In keeping with this finding of undertreatment of depression, depressed respondents were much more likely than nondepressed respondents to report unmet health needs. Although the question does not specify the nature of those unmet needs, it is likely that mental health issues play a prominent role.19
There are several limitations to this study. The designation of IBD was by self-report; study participants were not screened by a gastroenterologist. As discussed above, the wording of the question permitted those with similar bowel disorders to incorrectly classify themselves as having IBD. Longobardi and associates67 noted that this question results in few false negatives but does include substantial numbers of false positives who may not have IBD but have other bowel disorders such as irritable bowel syndrome. However, individuals with irritable bowel syndrome and IBD have been shown to experience comparable levels of depression68 and impairment in HRQOL.69 Therefore, the estimates of depression in people with IBD may not be biased substantially by this misclassification.
Depression was diagnosed by a reliable self-report tool, not by a psychologist or a psychiatrist. Although the CIDI-SF has been used in studies of adolescents,70,71 it appears not to have been validated specifically for pediatric and adolescent populations. Only 3% of our samples were individuals under the age of 20; therefore, it is unlikely that including adolescents seriously biases our finding.
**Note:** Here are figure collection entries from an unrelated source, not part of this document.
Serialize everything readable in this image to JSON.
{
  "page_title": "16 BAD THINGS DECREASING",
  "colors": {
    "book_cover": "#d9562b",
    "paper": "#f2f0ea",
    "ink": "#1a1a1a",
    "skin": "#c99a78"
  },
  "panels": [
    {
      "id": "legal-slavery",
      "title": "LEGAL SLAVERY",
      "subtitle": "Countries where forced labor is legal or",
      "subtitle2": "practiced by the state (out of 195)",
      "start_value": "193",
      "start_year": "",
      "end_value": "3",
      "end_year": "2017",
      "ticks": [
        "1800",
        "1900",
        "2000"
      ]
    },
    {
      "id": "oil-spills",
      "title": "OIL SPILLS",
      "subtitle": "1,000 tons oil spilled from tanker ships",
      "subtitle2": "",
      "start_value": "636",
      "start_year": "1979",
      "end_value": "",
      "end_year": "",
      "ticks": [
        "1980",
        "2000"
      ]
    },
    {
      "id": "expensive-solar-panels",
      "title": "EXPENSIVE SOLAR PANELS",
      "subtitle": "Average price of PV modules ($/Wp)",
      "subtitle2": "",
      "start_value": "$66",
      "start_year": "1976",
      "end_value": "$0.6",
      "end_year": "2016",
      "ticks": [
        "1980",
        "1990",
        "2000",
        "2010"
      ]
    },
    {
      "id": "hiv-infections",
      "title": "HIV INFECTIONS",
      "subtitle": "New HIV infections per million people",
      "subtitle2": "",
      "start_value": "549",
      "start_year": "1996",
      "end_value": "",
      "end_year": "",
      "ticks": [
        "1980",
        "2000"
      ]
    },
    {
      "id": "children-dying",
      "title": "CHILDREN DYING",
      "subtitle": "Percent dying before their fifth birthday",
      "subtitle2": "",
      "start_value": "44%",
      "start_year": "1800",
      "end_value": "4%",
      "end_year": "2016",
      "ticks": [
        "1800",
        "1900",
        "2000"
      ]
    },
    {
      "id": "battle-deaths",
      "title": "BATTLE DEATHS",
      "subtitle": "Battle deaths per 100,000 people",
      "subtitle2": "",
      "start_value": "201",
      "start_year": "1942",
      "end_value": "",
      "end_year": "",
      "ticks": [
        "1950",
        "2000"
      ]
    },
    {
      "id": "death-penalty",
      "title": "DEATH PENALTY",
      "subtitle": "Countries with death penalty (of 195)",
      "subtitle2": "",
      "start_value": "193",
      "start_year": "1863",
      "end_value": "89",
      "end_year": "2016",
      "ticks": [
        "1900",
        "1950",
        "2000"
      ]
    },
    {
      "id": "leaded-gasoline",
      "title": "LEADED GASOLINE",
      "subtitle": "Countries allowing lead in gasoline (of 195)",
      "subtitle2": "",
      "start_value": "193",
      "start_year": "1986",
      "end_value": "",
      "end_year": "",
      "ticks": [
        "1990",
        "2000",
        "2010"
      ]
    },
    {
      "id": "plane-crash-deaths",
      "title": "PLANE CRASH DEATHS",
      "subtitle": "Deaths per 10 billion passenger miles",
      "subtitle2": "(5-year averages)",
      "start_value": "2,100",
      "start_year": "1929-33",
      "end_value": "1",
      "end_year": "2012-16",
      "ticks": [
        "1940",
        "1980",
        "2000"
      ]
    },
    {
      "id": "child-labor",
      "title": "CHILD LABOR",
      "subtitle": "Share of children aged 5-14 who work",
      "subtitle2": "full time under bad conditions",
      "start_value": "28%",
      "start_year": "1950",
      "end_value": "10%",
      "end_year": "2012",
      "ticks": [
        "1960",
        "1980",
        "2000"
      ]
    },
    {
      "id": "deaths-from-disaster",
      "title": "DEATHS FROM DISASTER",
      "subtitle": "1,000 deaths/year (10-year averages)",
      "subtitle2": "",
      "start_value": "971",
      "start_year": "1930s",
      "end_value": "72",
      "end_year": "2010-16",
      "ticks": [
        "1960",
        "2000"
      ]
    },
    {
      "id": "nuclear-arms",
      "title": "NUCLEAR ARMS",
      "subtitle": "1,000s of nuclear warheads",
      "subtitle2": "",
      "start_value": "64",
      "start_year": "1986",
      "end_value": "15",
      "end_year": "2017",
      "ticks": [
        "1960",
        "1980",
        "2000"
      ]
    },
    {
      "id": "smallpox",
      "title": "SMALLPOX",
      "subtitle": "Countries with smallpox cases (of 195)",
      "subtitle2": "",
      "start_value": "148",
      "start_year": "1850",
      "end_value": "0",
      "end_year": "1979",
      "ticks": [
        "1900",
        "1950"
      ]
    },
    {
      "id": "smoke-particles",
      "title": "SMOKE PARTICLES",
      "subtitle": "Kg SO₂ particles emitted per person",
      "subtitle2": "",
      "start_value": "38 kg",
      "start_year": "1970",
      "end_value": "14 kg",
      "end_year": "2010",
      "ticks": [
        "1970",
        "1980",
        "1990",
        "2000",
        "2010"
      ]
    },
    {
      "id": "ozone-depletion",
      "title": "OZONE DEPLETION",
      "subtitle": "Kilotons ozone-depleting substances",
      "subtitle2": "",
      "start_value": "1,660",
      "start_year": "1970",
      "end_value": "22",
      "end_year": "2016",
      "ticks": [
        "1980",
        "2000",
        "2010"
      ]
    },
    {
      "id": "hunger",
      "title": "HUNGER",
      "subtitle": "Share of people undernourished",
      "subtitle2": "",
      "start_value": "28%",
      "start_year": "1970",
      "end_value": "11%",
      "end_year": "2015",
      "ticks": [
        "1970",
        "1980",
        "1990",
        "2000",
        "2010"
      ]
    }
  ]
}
Given these limitations, this study determined the prevalence and correlates of depression in people with IBD and similar bowel disorders from 2 nationally representative Canadian surveys. These individuals experienced rates of depression triple those of the general population. One in 6 depressed respondents reported suicidal ideation. Depression rates were higher among female respondents, younger respondents, those who reported greater pain, those without partners, and those who had functional limitations. Those who reported greater pain and were without social support were particularly vulnerable to depression. Only 40% of depressed individuals were using antidepressants. Between one third and one half of depressed respondents were not consulting any mental health professionals. It appears that many are not voluntarily presenting their mental health concerns to their clinicians. This study suggests that it is important for clinicians to proactively screen for depression and suicidal ideation among their patients with active IBD symptoms, particularly among those reporting moderate to severe pain.